Выбрать главу

В поиске истины вопрос часто важнее ответа, ибо верно поставленный вопрос сам в себе и ответ содержит. Один монах спросил Наньцюаня:

- "Существует ли истина, которой никто прежде не учил?"

- "Да, существует", - сказал Наньцюань.

- "Что это за истина?" - вновь спросил монах.

Наньцюань ответил:

- "Не это сознание, не этот Будда, не эти вещи".

А вмещая в себе бесконечности безграничность и неисчерпаемость, надлежит тебе согласие принять - все внутри человека, в нем самом заключено уже и лишь им самим, упорных и многотрудных усилий посредством является, но только ему самому, и наступает просветление его.

Тот, у кого слеп глаз мудрости,

Мнит, что прочно сидит на вершине шеста.

Он свалится вниз и убьется насмерть -

Ведь он слепец, ведущий толпу слепцов.

Там, где сходятся спицы колеса,

Мудреца уже не отличить от невежды.

Это точка охватывает Небо и Землю,

Юг и север, запад и восток.

Время для истины не установлено днем, годом или часом, как созревший плод падает с ветки в подобающий сему момент, так и просветление способно случиться (если оно произойдет когда-нибудь вообще) в любое время от часа Цзу (полночь) до часа Ву (полдень). Просветление существует в человеке изначально, но скрыто до поры мудреными словесами, прихотливыми мыслями и затейливыми рассуждениями. Драгоценное Дао снисходит тому, кто сумел отринуть от себя затмение разума и обратиться к глубоко спрятанным естественным началам и природным основам в нем самом.

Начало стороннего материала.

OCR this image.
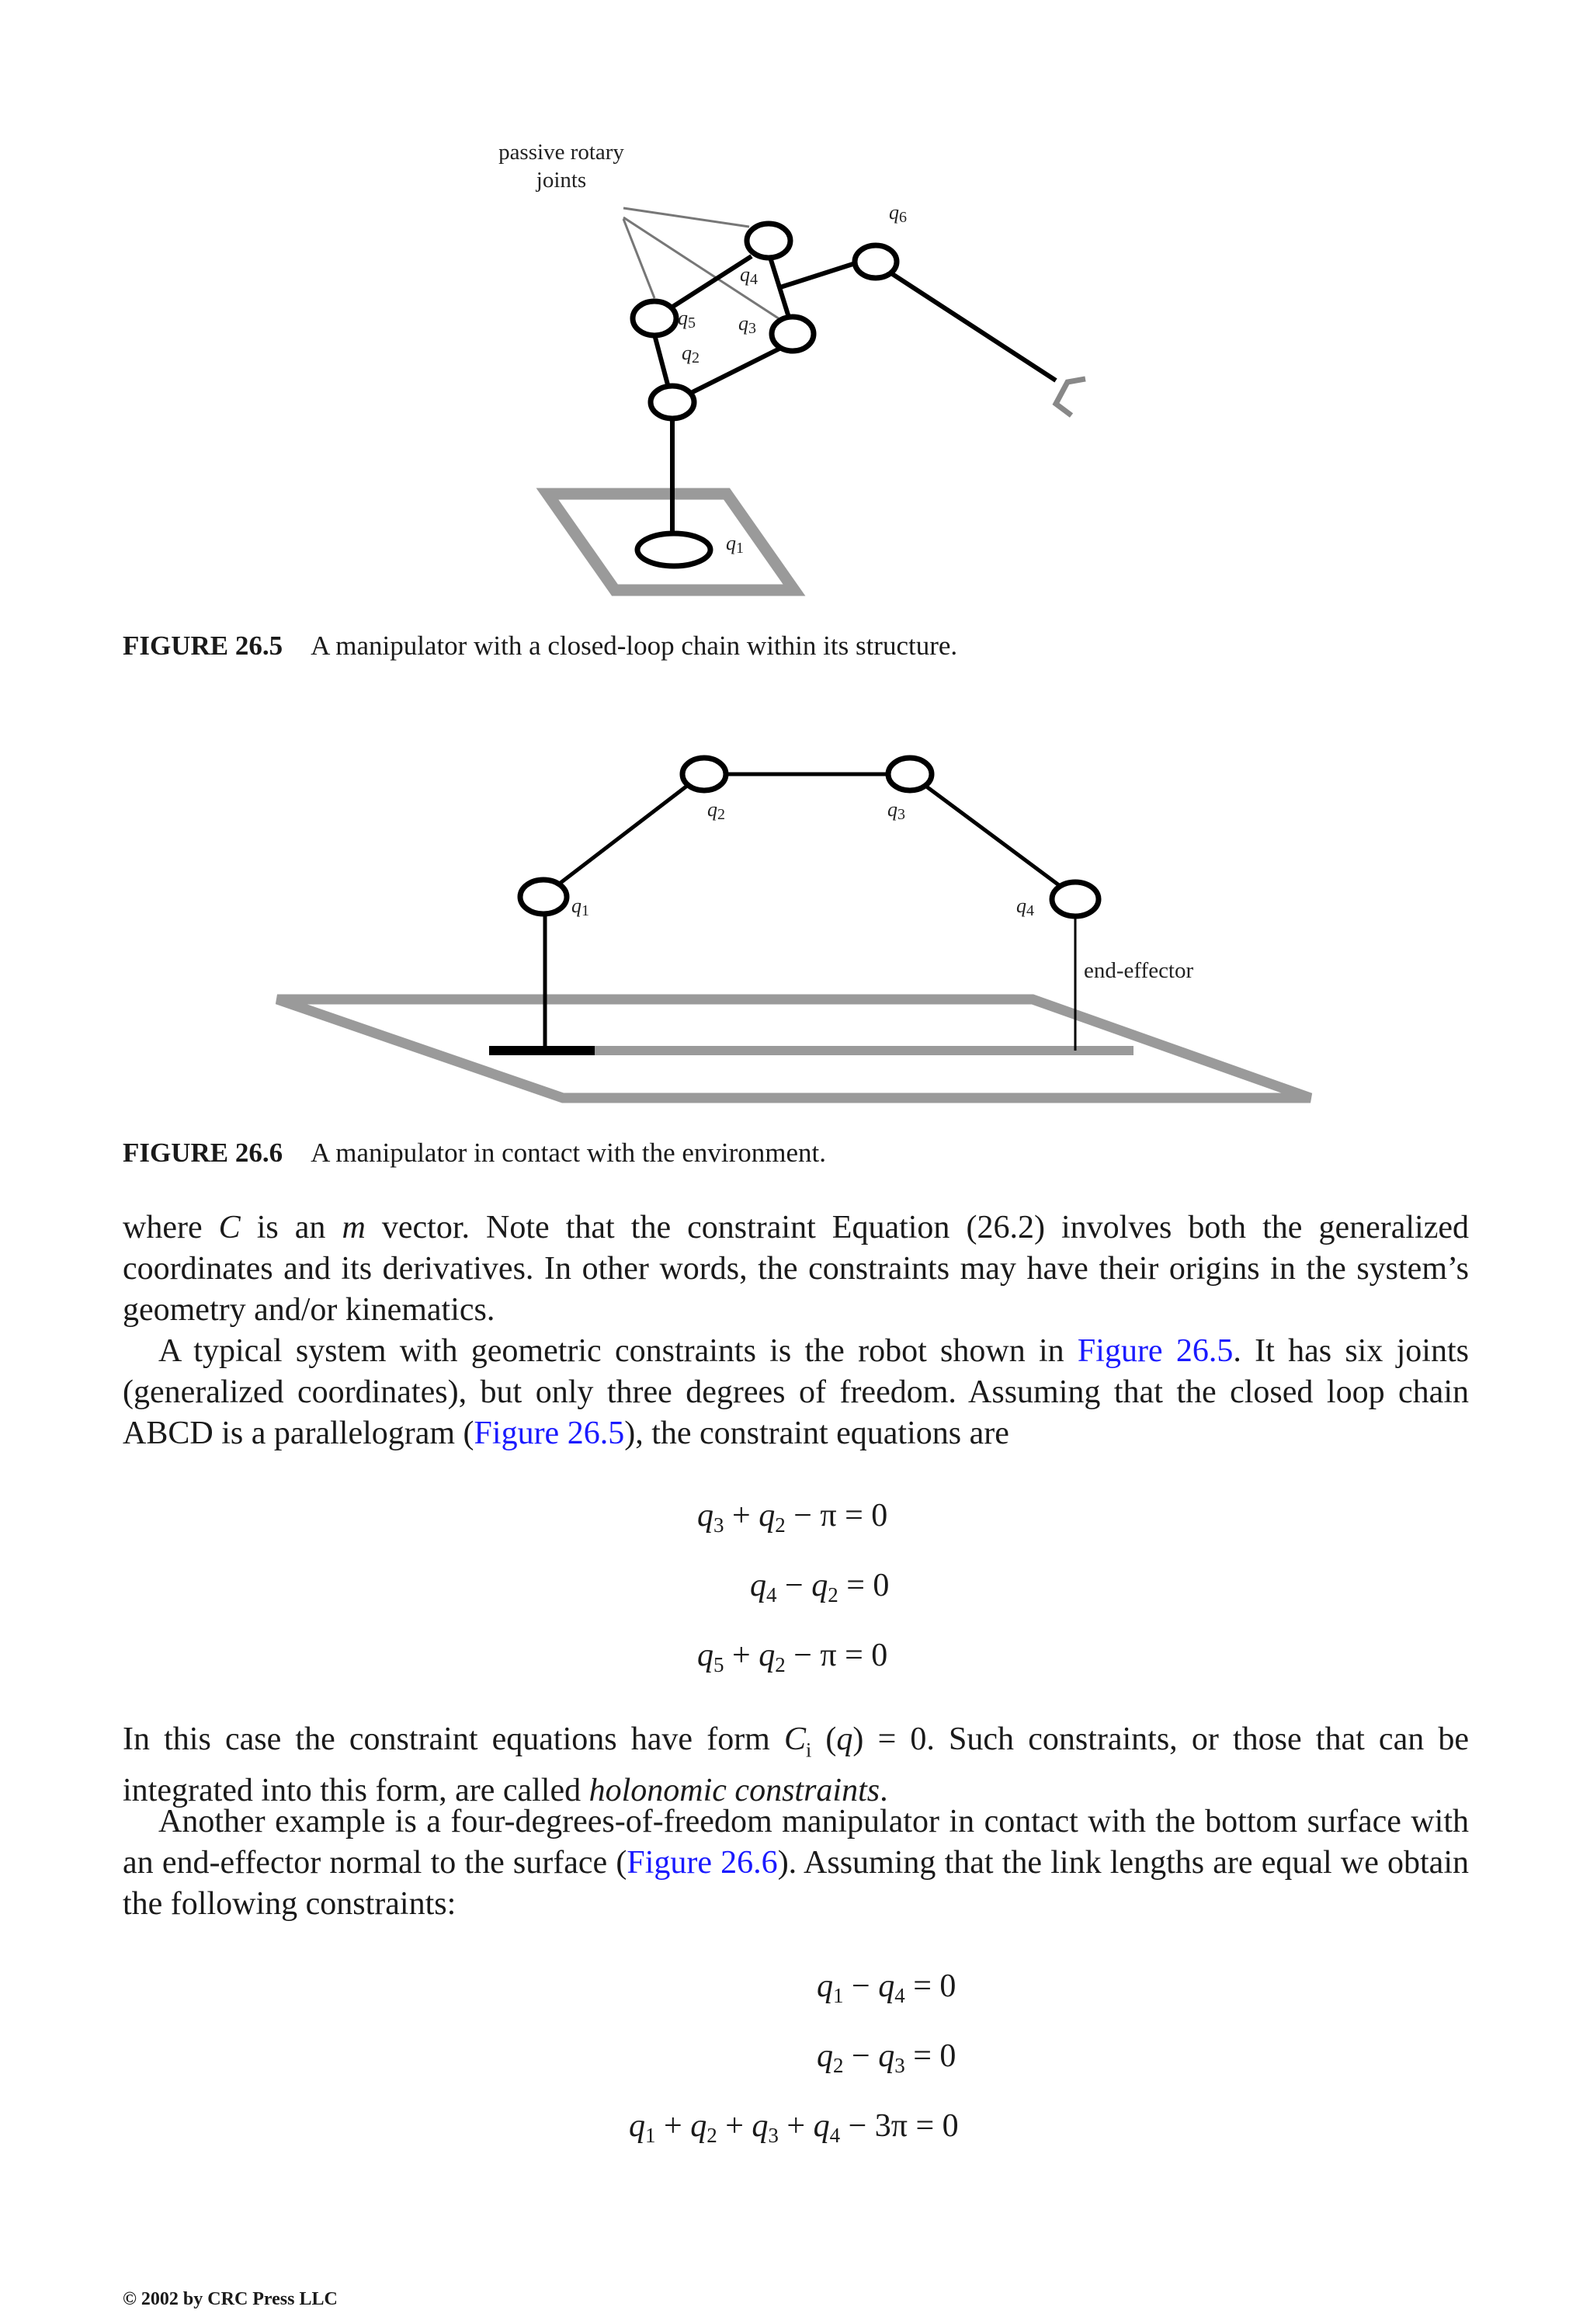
passive rotary
joints
q6
q4
q5 q3
q2
q1
FIGURE 26.5 A manipulator with a closed-loop chain within its structure.
q1
q2	q3
q4
end-effector
FIGURE 26.6 A manipulator in contact with the environment.
where C is an m vector. Note that the constraint Equation (26.2) involves both the generalized coordinates and its derivatives. In other words, the constraints may have their origins in the system’s geometry and/or kinematics.
A typical system with geometric constraints is the robot shown in Figure 26.5. It has six joints (generalized coordinates), but only three degrees of freedom. Assuming that the closed loop chain ABCD is a parallelogram (Figure 26.5), the constraint equations are
$q_3 + q_2 - \pi = 0$
$q_4 - q_2 = 0$
$q_5 + q_2 - \pi = 0$
In this case the constraint equations have form $C_i$ (q) = 0. Such constraints, or those that can be integrated into this form, are called holonomic constraints.
Another example is a four-degrees-of-freedom manipulator in contact with the bottom surface with an end-effector normal to the surface (Figure 26.6). Assuming that the link lengths are equal we obtain the following constraints:
$q_1 - q_4 = 0$
$q_2 - q_3 = 0$
$q_1 + q_2 + q_3 + q_4 - 3\pi = 0$
© 2002 by CRC Press LLC
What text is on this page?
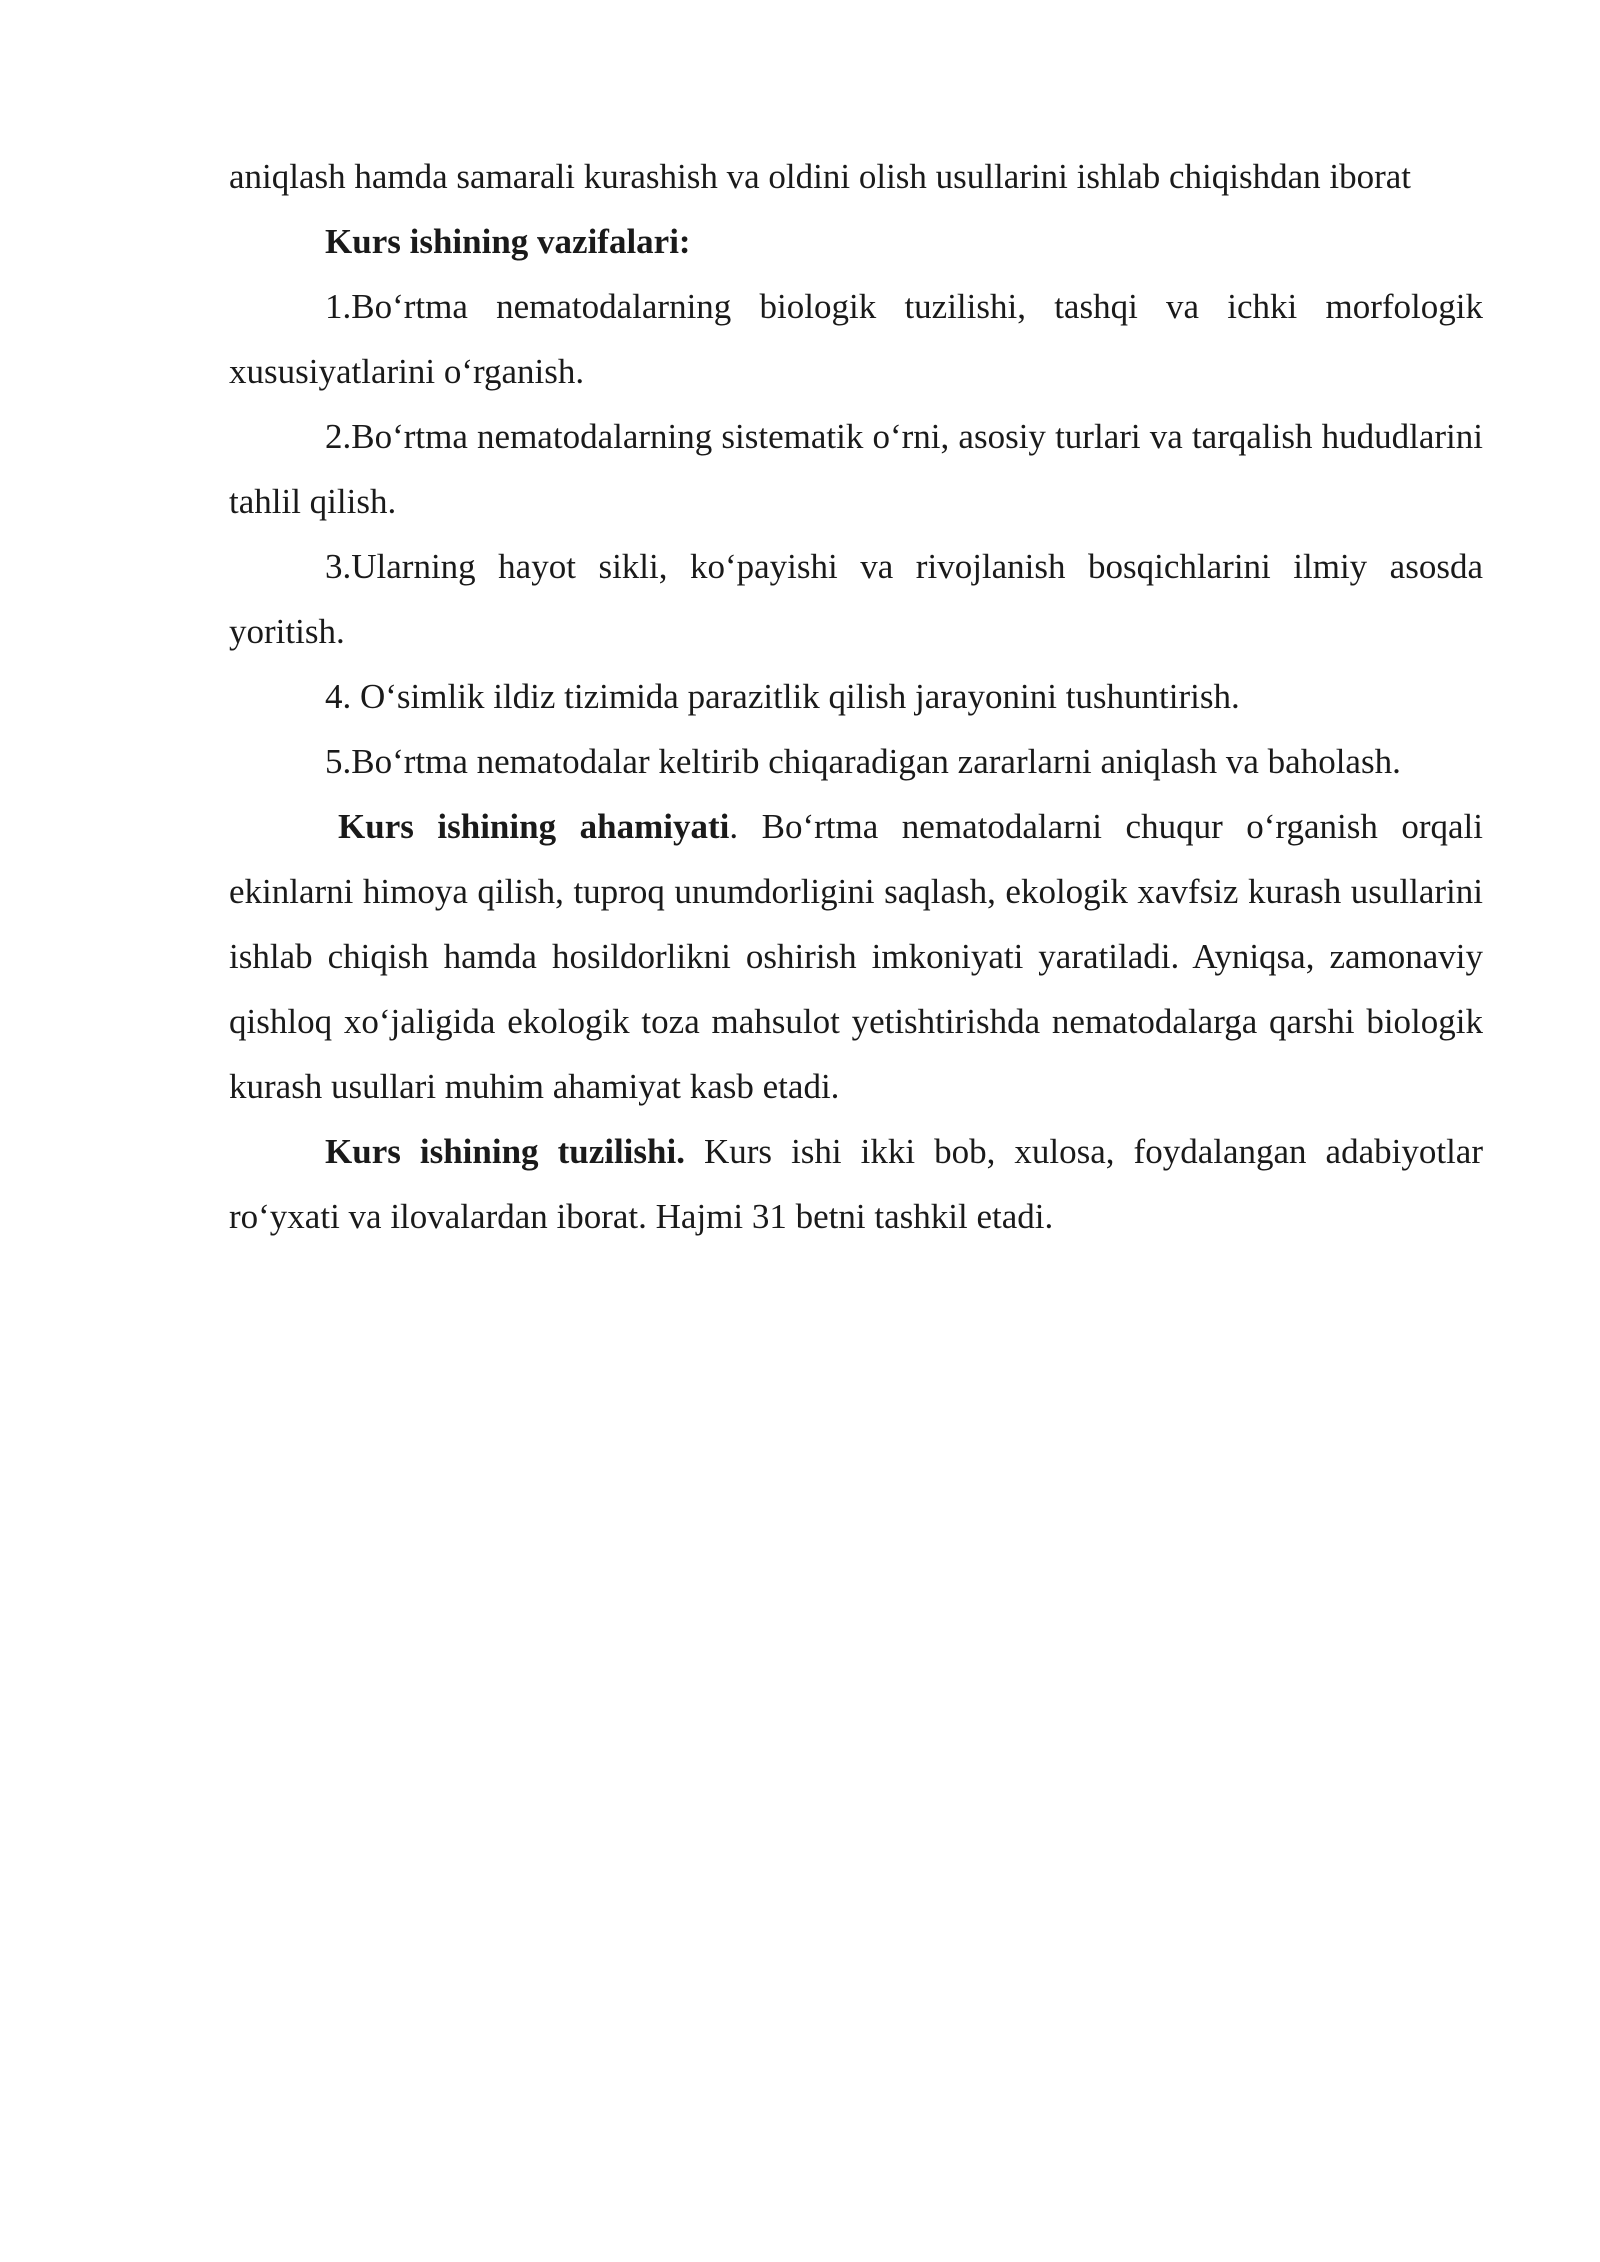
aniqlash hamda samarali kurashish va oldini olish usullarini ishlab chiqishdan iborat

Kurs ishining vazifalari:

1.Bo‘rtma nematodalarning biologik tuzilishi, tashqi va ichki morfologik xususiyatlarini o‘rganish.

2.Bo‘rtma nematodalarning sistematik o‘rni, asosiy turlari va tarqalish hududlarini tahlil qilish.

3.Ularning hayot sikli, ko‘payishi va rivojlanish bosqichlarini ilmiy asosda yoritish.

4. O‘simlik ildiz tizimida parazitlik qilish jarayonini tushuntirish.

5.Bo‘rtma nematodalar keltirib chiqaradigan zararlarni aniqlash va baholash.

Kurs ishining ahamiyati. Bo‘rtma nematodalarni chuqur o‘rganish orqali ekinlarni himoya qilish, tuproq unumdorligini saqlash, ekologik xavfsiz kurash usullarini ishlab chiqish hamda hosildorlikni oshirish imkoniyati yaratiladi. Ayniqsa, zamonaviy qishloq xo‘jaligida ekologik toza mahsulot yetishtirishda nematodalarga qarshi biologik kurash usullari muhim ahamiyat kasb etadi.

Kurs ishining tuzilishi. Kurs ishi ikki bob, xulosa, foydalangan adabiyotlar ro‘yxati va ilovalardan iborat. Hajmi 31 betni tashkil etadi.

Прежде чем сделать первый шаг, ты уже у цели.

Прежде, чем открыть рот, ты уже все сказал.

Прозрение приходит прежде, чем успеешь понять.

Так ты узнаешь, что всему есть исток.

Правила, изложенные в Книге о Дао и Дэ, есть не более, чем указательные точки, намеченные невесомыми штрихами и приглашение к размышлению, не более того, ведь затвердивший всю книгу наизусть ни на йоту не приблизился к постижению Дао. Бессмысленно учить Дао, к нему возможно только приблизиться.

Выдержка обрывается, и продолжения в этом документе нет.